Composing Fexprs Preserves Short-circuit Evaluation.

; One of the well known advantages of special operators over
; functions is that special operators apply "short-cuirciting".
; For example, operator "and" that evaluates
;  (and (= 1 1) (= 2 2) (= 3 4) (= 5 (slow-function 6)))
; will never evaluate clause (= 5 (slow-function 6)). Instead,
; after (= 3 4) is recognized to be false, there is no theoretical
; possibility that whole expression evaluates to true, and
; nil is returned without evaluating other clauses.
; This is significant difference between operators and functions.
; If "and" was defined as function, all clauses would be evaluated
; first, and then passed to the operator "and."
; Only today I came to idea to test whether operator compose I
; defined few days ago, which can be applied on fexprs as well as
; on functions, preserves short-circuiting.
; I'll test it by defining two well known logical operators,
; nor and nand.

(set 'nor (compose not or))
(set 'nand (compose not and))

; Let us test whether 'nor' and 'nand' preserve short-circuit
; evaluation.

(nand (println "this should be done ")
      (println "and this should be done")
      (println (setf j nil))
      (println "but this shouldn't be done"))

; this should be done
; and this should be done
; nil

(println "---")

(nor (println (= 1 2))
     (println (= 1 3))
     (println "and something different")
     (println "this shouldn't be done"))
; ---
; nil
; nil
; and something different

; Everything works. Beautiful, isn't it?


Bad weather in Croatia.


  1. Really bad weather :(

    compose() is a good enough approach to make code shorter, I like it :)

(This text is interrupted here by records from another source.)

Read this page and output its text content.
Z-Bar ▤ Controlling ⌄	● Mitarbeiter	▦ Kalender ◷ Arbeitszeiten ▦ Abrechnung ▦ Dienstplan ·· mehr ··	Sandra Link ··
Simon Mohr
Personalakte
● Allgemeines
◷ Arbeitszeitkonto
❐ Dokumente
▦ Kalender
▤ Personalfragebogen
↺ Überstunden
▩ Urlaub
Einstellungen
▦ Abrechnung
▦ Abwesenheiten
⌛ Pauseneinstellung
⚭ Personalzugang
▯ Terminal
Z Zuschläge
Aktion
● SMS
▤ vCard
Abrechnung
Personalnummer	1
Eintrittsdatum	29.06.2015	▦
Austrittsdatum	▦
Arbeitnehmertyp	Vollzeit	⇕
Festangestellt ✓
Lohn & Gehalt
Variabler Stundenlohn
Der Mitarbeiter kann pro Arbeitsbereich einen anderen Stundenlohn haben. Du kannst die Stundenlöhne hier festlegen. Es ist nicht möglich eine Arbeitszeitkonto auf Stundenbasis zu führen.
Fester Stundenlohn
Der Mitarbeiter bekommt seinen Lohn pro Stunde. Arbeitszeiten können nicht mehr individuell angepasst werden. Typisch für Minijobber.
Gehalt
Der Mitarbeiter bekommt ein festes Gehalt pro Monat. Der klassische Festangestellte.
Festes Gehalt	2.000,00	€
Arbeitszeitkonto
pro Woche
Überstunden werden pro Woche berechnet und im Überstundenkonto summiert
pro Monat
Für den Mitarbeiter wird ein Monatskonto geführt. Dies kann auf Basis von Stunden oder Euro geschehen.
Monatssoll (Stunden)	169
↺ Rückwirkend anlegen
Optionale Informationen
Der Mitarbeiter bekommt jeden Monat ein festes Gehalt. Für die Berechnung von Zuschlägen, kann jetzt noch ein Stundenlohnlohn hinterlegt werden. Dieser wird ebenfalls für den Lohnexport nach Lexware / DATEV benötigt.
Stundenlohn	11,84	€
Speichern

  2. Actually, it is not that bad weather if one sits in the bar, drink tea and rum, and watch the world through windows. I have another similar function, it is "increase-order". On that way I can increase order of functions, so these can apply on other functions. For example, I can define +f

    (setf +f (increase-order +))

    and +f will add functions, not numbers.

    ((+f sin cos) x) ==> (+ (sin x) (cos x))

    It was one of my first posts, so maybe it doesn't work any more - Newlisp changed, but version in my library works.

  3. Blogger Wolverrum said...

    As I understanding increasOrder properly it has type:
    increaseOrder :: (b->c) -> ((a->b) -> (a->c))

    At least above I was able to create using C#2 :)

    FuncX<FuncX<A, B>, FuncX<A, C>> Up< B, C>(FuncX<B, C> fn)
    {return delegate(FuncX<A, B> h) {
    return Compose(h, fn); }; }